Questions for discussion

These ideas are my own thoughts after the frustrating interaction with the CEN/CENELEC Management Centre in 2013. They should be discussed, and we should as a community use this opportunity to establish new activity on a more solid ground. In addition to the above principles, should a platform for European pre-standardisation also have some statements about

Design principles: Practice so far shows that too ambitious projects are hard to develop, and even harder to implement. Should we state that we believe in small and beautiful specifications?

Development cycle: Should we state that all experience from our community shows that the development cycle of ideas, specification and implementation should be considered when we embark on new projects. Implementation is as important as conceptualisation? Only specifications with a minimum number of implementations should be brought forward?

Incubator activities should be stepped up: Standards fora alone do not create new learning technologies. The role of technology incubators has been underestimated. Should we have a statement clarifying how specification development should go hand in hand with program development?

All comments are welcome!


[1] research-focused standardisation phase feeding the classical standardisation process

[2] This community for open innovation was launched in August 2012 to promote a modern paradigm for global, open standards, initiated by IEEE, the Internet Architecture Board (IAB), Internet Engineering Task Force (IETF), Internet Society and World Wide Web Consortium (W3C).

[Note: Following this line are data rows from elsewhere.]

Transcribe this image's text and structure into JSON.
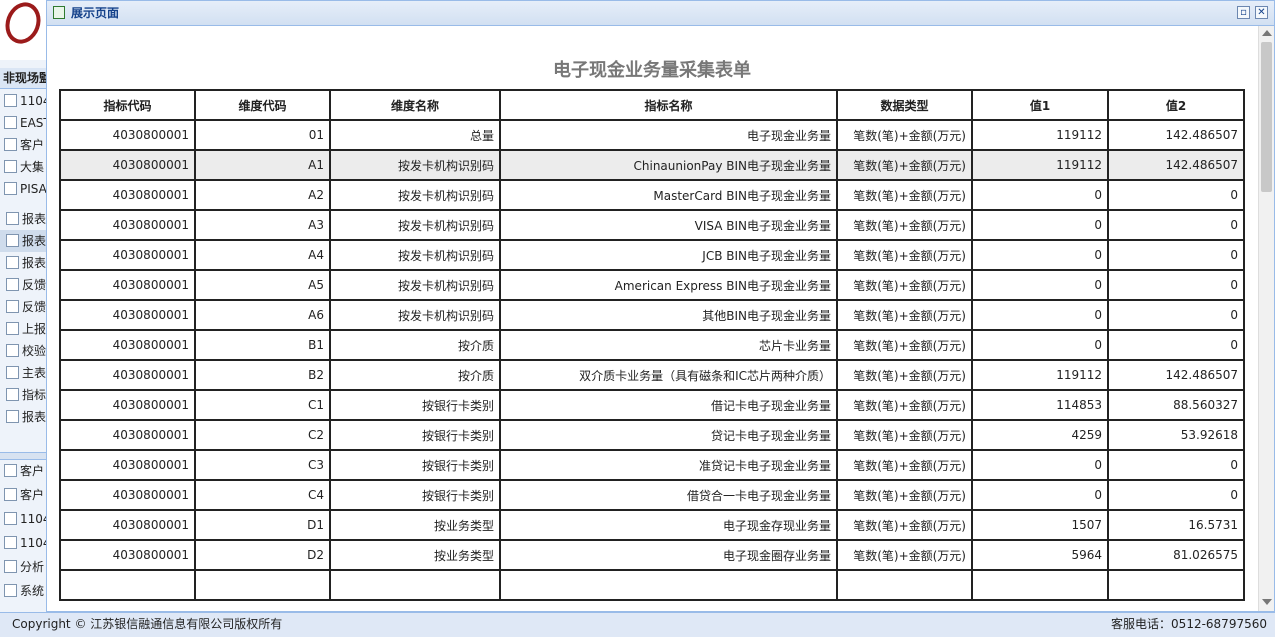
{
  "sidebar": {
    "section_title": "非现场監",
    "items": [
      {
        "label": "1104",
        "icon": "report-icon"
      },
      {
        "label": "EAST",
        "icon": "document-edit-icon"
      },
      {
        "label": "客户",
        "icon": "excel-icon"
      },
      {
        "label": "大集",
        "icon": "edit-icon"
      },
      {
        "label": "PISA",
        "icon": "document-icon"
      },
      {
        "label": "报表",
        "icon": "document-icon"
      },
      {
        "label": "报表",
        "icon": "document-icon"
      },
      {
        "label": "报表",
        "icon": "document-icon"
      },
      {
        "label": "反馈",
        "icon": "document-arrow-icon"
      },
      {
        "label": "反馈",
        "icon": "excel-icon"
      },
      {
        "label": "上报",
        "icon": "upload-document-icon"
      },
      {
        "label": "校验",
        "icon": "document-icon"
      },
      {
        "label": "主表",
        "icon": "document-icon"
      },
      {
        "label": "指标",
        "icon": "document-icon"
      },
      {
        "label": "报表",
        "icon": "document-icon"
      }
    ],
    "bottom_items": [
      {
        "label": "客户",
        "icon": "checklist-icon"
      },
      {
        "label": "客户",
        "icon": "checklist-icon"
      },
      {
        "label": "1104",
        "icon": "checklist-icon"
      },
      {
        "label": "1104",
        "icon": "checklist-icon"
      },
      {
        "label": "分析",
        "icon": "bar-chart-icon"
      },
      {
        "label": "系统",
        "icon": "gear-icon"
      }
    ]
  },
  "window": {
    "title": "展示页面",
    "restore_icon": "restore-icon",
    "close_icon": "close-icon"
  },
  "report": {
    "title": "电子现金业务量采集表单",
    "columns": [
      "指标代码",
      "维度代码",
      "维度名称",
      "指标名称",
      "数据类型",
      "值1",
      "值2"
    ],
    "rows": [
      [
        "4030800001",
        "01",
        "总量",
        "电子现金业务量",
        "笔数(笔)+金额(万元)",
        "119112",
        "142.486507"
      ],
      [
        "4030800001",
        "A1",
        "按发卡机构识别码",
        "ChinaunionPay BIN电子现金业务量",
        "笔数(笔)+金额(万元)",
        "119112",
        "142.486507"
      ],
      [
        "4030800001",
        "A2",
        "按发卡机构识别码",
        "MasterCard BIN电子现金业务量",
        "笔数(笔)+金额(万元)",
        "0",
        "0"
      ],
      [
        "4030800001",
        "A3",
        "按发卡机构识别码",
        "VISA BIN电子现金业务量",
        "笔数(笔)+金额(万元)",
        "0",
        "0"
      ],
      [
        "4030800001",
        "A4",
        "按发卡机构识别码",
        "JCB BIN电子现金业务量",
        "笔数(笔)+金额(万元)",
        "0",
        "0"
      ],
      [
        "4030800001",
        "A5",
        "按发卡机构识别码",
        "American Express BIN电子现金业务量",
        "笔数(笔)+金额(万元)",
        "0",
        "0"
      ],
      [
        "4030800001",
        "A6",
        "按发卡机构识别码",
        "其他BIN电子现金业务量",
        "笔数(笔)+金额(万元)",
        "0",
        "0"
      ],
      [
        "4030800001",
        "B1",
        "按介质",
        "芯片卡业务量",
        "笔数(笔)+金额(万元)",
        "0",
        "0"
      ],
      [
        "4030800001",
        "B2",
        "按介质",
        "双介质卡业务量（具有磁条和IC芯片两种介质）",
        "笔数(笔)+金额(万元)",
        "119112",
        "142.486507"
      ],
      [
        "4030800001",
        "C1",
        "按银行卡类别",
        "借记卡电子现金业务量",
        "笔数(笔)+金额(万元)",
        "114853",
        "88.560327"
      ],
      [
        "4030800001",
        "C2",
        "按银行卡类别",
        "贷记卡电子现金业务量",
        "笔数(笔)+金额(万元)",
        "4259",
        "53.92618"
      ],
      [
        "4030800001",
        "C3",
        "按银行卡类别",
        "准贷记卡电子现金业务量",
        "笔数(笔)+金额(万元)",
        "0",
        "0"
      ],
      [
        "4030800001",
        "C4",
        "按银行卡类别",
        "借贷合一卡电子现金业务量",
        "笔数(笔)+金额(万元)",
        "0",
        "0"
      ],
      [
        "4030800001",
        "D1",
        "按业务类型",
        "电子现金存现业务量",
        "笔数(笔)+金额(万元)",
        "1507",
        "16.5731"
      ],
      [
        "4030800001",
        "D2",
        "按业务类型",
        "电子现金圈存业务量",
        "笔数(笔)+金额(万元)",
        "5964",
        "81.026575"
      ],
      [
        "",
        "",
        "",
        "",
        "",
        "",
        ""
      ]
    ],
    "highlighted_row": 1
  },
  "footer": {
    "copyright": "Copyright © 江苏银信融通信息有限公司版权所有",
    "phone": "客服电话：0512-68797560"
  }
}
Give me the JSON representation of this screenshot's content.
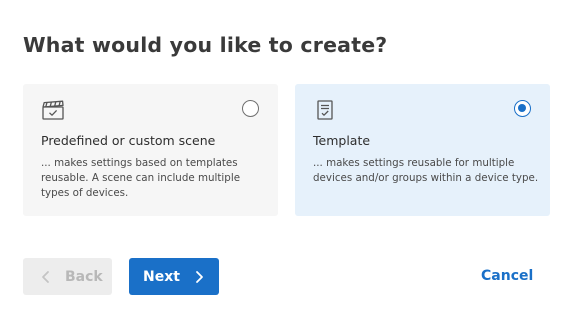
{
  "dialog": {
    "title": "What would you like to create?"
  },
  "options": [
    {
      "icon": "clapperboard-icon",
      "title": "Predefined or custom scene",
      "description": "... makes settings based on templates reusable. A scene can include multiple types of devices.",
      "selected": false
    },
    {
      "icon": "template-checklist-icon",
      "title": "Template",
      "description": "... makes settings reusable for multiple devices and/or groups within a device type.",
      "selected": true
    }
  ],
  "footer": {
    "back_label": "Back",
    "back_disabled": true,
    "next_label": "Next",
    "cancel_label": "Cancel"
  },
  "colors": {
    "accent": "#1a70c8",
    "selected_card_bg": "#e6f1fb",
    "card_bg": "#f6f6f6",
    "disabled_button_bg": "#ededed"
  }
}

[3] The principles of OpenStand is defined as follows:

Due process. Decisions are made with equity and fairness among participants. No one party dominates or guides standards development. Standards processes are transparent and opportunities exist to appeal decisions. Processes for periodic standards review and updating are well defined.

Broad consensus. Processes allow for all views to be considered and addressed, such that agreement can be found across a range of interests.

Transparency. Standards organisations provide advance public notice of proposed standards development activities, the scope of work to be undertaken, and conditions for participation. Easily accessible records of decisions and the materials used in reaching those decisions are provided. Public comment periods are provided before final standards approval and adoption.

Balance. Standards activities are not exclusively dominated by any particular person, company or interest group.

Openness. Standards processes are open to all interested and informed parties.